Dem Bürgerrat steht „ein ständiger Sekretär“ aus der Parlamentsverwaltung zur Unterstützung zur Verfügung, der auch auf andere Dienste der Parlamentsverwaltung zurückgreifen kann. Die Kosten des Bürgerdialogs inklusive der Vergütung für die Sitzungsteilnahme der BürgerInnen werden vom Parlament getragen. Zu den bisher stattgefundenen und laufenden „Dialogen“ (Pflege; Inklusive Bildung und Wohnen) siehe https://www.buergerdialog.be/. Ein Dialog umfasst jeweils vier Phasen: Themensuche, „Bürgerversammlung“, Empfehlungen, Umsetzung. Der 13 Seiten umfassende Bericht der „Bürgerversammlung“ zur Inklusiven Bildung wurde im Mai 2021 vorgelegt. Die insgesamt 31 Empfehlungen wurden in vier Sitzungen von 24 BürgerInnen erarbeitet. Dabei wurden sie von einem Moderator unterstützt. Es wurden zehn ExpertInnen angehört. Die Empfehlungen haben eher Punktationscharakter und bedürfen jedenfalls weiterer Beratungen und Ausarbeitungen, um als Gesetzentwürfe zur Abstimmung zu kommen.

Resumee

Schon die hier skizzierten Beispiele von BürgerInnenräten zeigen den Variantenreichtum dieses Instruments auf. Hinsichtlich Einsetzung und Themenstellung finden sich Top-Down-Modelle (Irland, UK inkl. Schottland, Frankreich) und Bottom-Up-Modelle (Belgien, Regionalebene). In der ersten Gruppe geht die Initiative manchmal vom Parlament, manchmal von der Exekutive aus. Der Rahmen wird durch parlamentarische Entschließung, durch „Bekanntmachung“ der Ausschüsse, durch Gesetzesbeschluss oder durch einen „Brief“ gezogen. Im Beispiel Belgien wird das Instrument BürgerInnenrat mit Gesetzesbeschluss zur dauerhaften Einrichtung gemacht und in die parlamentarischen Beratungen integriert. Eine weitere beispielhafte Variable ist der TeilnehmerInnenkreis. Einige losen unter BürgerInnen, die im Land wohnhaft sind, aus, andere stellen auf die wahlberechtigten BürgerInnen ab, ziehen den Kreis also enger. Weitere Variablen wurden noch nicht durchgehend untersucht, wie z. B.: In welcher Form erfolgt die Entscheidungsfindung: vornehmlich konsensual oder doch nach dem Mehrheitsprinzip? Erfolgen Abstimmungen geheim oder offen? Welche Beratungen sind öffentlich?
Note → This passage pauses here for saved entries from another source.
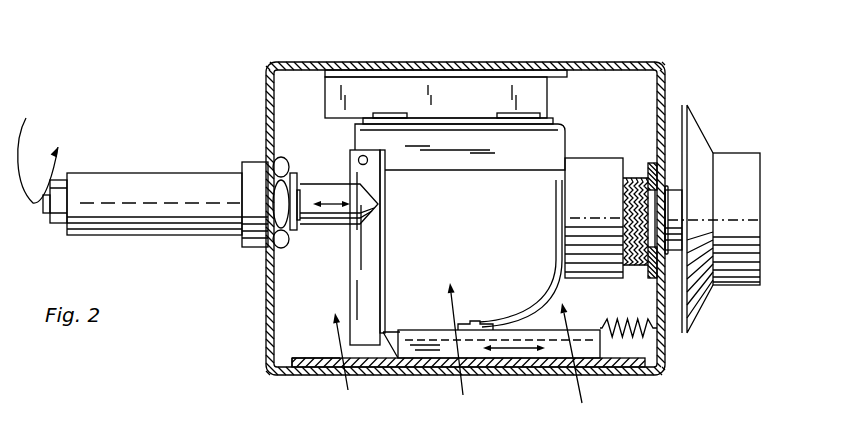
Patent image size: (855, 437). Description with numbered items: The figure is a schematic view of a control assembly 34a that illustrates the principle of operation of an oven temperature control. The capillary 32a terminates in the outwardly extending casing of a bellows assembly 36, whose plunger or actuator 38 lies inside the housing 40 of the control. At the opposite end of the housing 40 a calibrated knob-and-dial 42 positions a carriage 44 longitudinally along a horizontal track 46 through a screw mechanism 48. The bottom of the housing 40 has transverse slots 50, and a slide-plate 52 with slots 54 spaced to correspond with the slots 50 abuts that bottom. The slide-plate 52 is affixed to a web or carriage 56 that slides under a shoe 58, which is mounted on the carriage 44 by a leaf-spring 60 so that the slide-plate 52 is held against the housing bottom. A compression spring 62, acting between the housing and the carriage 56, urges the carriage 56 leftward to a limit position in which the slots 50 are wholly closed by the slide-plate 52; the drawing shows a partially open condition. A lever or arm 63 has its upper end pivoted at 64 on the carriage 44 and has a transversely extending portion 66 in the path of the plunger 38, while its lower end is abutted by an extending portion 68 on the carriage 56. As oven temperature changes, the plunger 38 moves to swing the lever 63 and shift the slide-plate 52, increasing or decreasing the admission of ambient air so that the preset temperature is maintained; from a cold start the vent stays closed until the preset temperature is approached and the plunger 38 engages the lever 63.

The capillary 32a is at (44, 149).
The control assembly 34a is at (370, 52).
The bellows assembly 36 is at (160, 199).
The plunger 38 is at (337, 184).
The housing 40 is at (267, 104).
The knob-and-dial 42 is at (746, 194).
The carriage 44 is at (538, 158).
The horizontal track 46 is at (493, 104).
The screw mechanism 48 is at (605, 208).
The transverse slots 50 is at (402, 370).
The slide-plate 52 is at (318, 358).
The slots 54 is at (332, 358).
The carriage 56 is at (582, 348).
The shoe 58 is at (473, 318).
The leaf-spring 60 is at (550, 273).
The compression spring 62 is at (613, 312).
The lever 63 is at (350, 250).
The pivot 64 is at (359, 157).
The transversely extending portion 66 is at (385, 265).
The extending portion 68 is at (387, 332).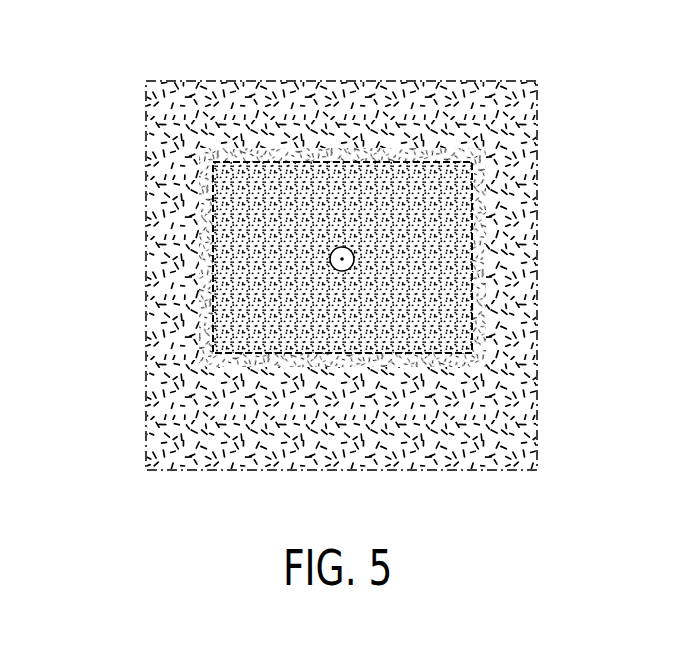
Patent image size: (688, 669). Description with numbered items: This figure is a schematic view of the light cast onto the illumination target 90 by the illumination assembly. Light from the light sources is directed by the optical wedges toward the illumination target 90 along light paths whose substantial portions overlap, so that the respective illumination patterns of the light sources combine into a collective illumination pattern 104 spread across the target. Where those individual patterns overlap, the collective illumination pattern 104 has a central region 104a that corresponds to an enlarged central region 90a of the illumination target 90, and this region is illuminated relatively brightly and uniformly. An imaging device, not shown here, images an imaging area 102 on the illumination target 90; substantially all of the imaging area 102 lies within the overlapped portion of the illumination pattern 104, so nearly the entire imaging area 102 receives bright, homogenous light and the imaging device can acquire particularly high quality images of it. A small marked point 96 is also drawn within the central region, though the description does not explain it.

The illumination target 90 is at (163, 165).
The enlarged central region of the illumination target 90a is at (446, 298).
The mark / reference point 96 is at (333, 268).
The imaging area 102 is at (240, 162).
The collective illumination pattern 104 is at (160, 278).
The central region of the collective illumination pattern 104a is at (406, 206).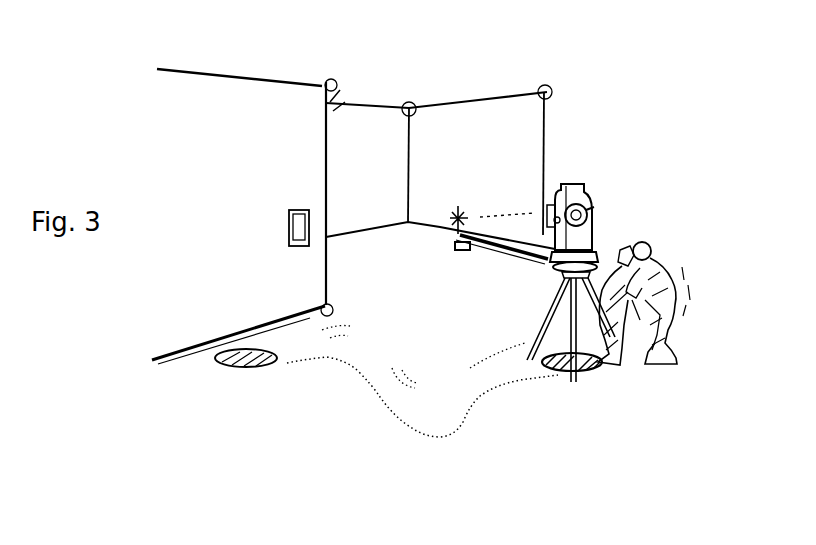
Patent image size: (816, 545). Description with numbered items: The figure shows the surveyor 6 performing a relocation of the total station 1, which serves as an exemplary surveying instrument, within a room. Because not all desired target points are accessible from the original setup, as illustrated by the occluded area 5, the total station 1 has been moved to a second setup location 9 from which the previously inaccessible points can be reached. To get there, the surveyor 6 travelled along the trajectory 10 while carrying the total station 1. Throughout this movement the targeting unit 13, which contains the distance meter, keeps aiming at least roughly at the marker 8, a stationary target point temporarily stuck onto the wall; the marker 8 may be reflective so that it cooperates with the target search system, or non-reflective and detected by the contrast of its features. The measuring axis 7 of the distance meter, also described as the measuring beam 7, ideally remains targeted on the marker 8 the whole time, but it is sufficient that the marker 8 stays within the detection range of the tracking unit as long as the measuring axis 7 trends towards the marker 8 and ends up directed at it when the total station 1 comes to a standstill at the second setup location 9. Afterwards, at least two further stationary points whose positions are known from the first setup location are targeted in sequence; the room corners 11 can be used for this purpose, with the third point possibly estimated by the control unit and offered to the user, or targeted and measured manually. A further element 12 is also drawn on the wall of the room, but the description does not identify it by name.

The total station 1 is at (591, 162).
The occluded area 5 is at (353, 218).
The surveyor 6 is at (656, 232).
The measuring axis 7 is at (507, 196).
The marker 8 is at (456, 199).
The second setup location 9 is at (596, 396).
The trajectory 10 is at (413, 460).
The room corners 11 is at (335, 70).
The wall box / outlet 12 is at (301, 193).
The targeting unit 13 is at (588, 213).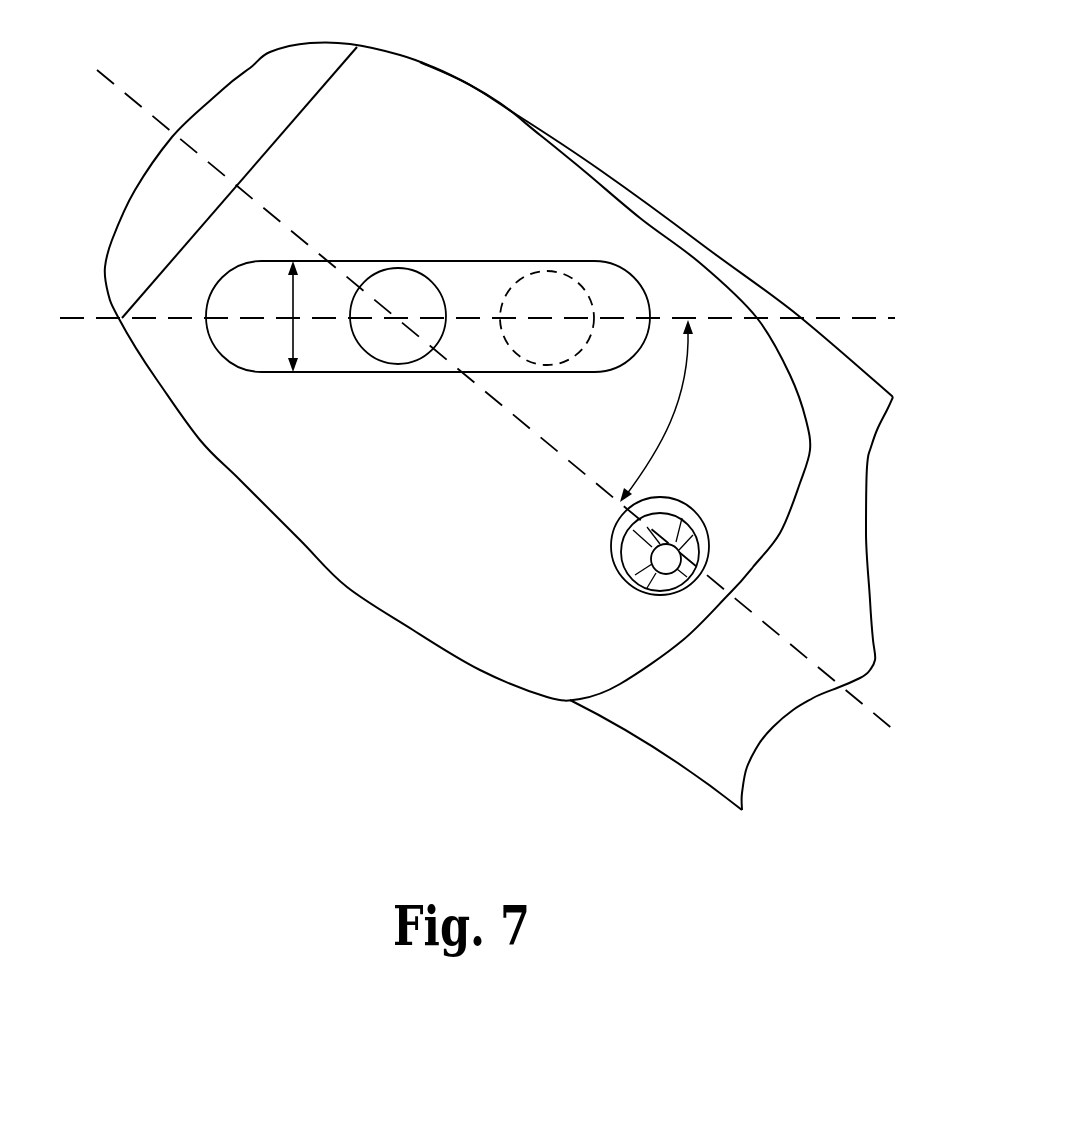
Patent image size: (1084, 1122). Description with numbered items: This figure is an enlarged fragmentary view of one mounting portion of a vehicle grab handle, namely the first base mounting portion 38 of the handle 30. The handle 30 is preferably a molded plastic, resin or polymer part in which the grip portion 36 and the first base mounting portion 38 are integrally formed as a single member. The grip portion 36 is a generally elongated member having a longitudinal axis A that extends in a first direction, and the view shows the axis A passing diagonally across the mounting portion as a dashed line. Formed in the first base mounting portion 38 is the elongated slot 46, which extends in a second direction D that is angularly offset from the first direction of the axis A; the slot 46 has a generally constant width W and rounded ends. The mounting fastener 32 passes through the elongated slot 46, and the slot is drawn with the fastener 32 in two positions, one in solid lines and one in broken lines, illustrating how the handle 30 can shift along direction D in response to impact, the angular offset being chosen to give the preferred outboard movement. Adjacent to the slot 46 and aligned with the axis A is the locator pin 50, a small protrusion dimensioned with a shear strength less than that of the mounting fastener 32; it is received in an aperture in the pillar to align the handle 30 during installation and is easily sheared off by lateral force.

The handle 30 is at (690, 143).
The mounting fastener 32 is at (405, 268).
The grip portion 36 is at (877, 380).
The first base mounting portion 38 is at (548, 140).
The elongated slot 46 is at (497, 270).
The locator pin 50 is at (668, 500).
The longitudinal axis A is at (137, 105).
The second direction D is at (853, 318).
The width W is at (293, 295).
Alle dargestellten BürgerInnenräte haben bloß beratenden Charakter. Es gibt jedoch unterschiedliche Modelle, wie BürgerInnenrat und Gesetzgebung miteinander verbunden werden. Per Zufall ausgewählte BürgerInnen ersetzen ja nicht die durch Wahl – und nur bis zur nächsten Wahl – legitimierten VolksvertreterInnen oder Volksabstimmungen. BürgerInnenräte können das gegenseitige Verständnis von Politik und BürgerInnen heben, Vorurteilen durch Information und Sachargumente begegnen oder BürgerInnen zu gefragten ExpertInnen machen. BürgerInnenräte mit Entscheidungsmacht, die also gewählte Parlamente ersetzen sollen, werden in der Forschung hingegen kritisch gesehen (siehe Lafont 2020).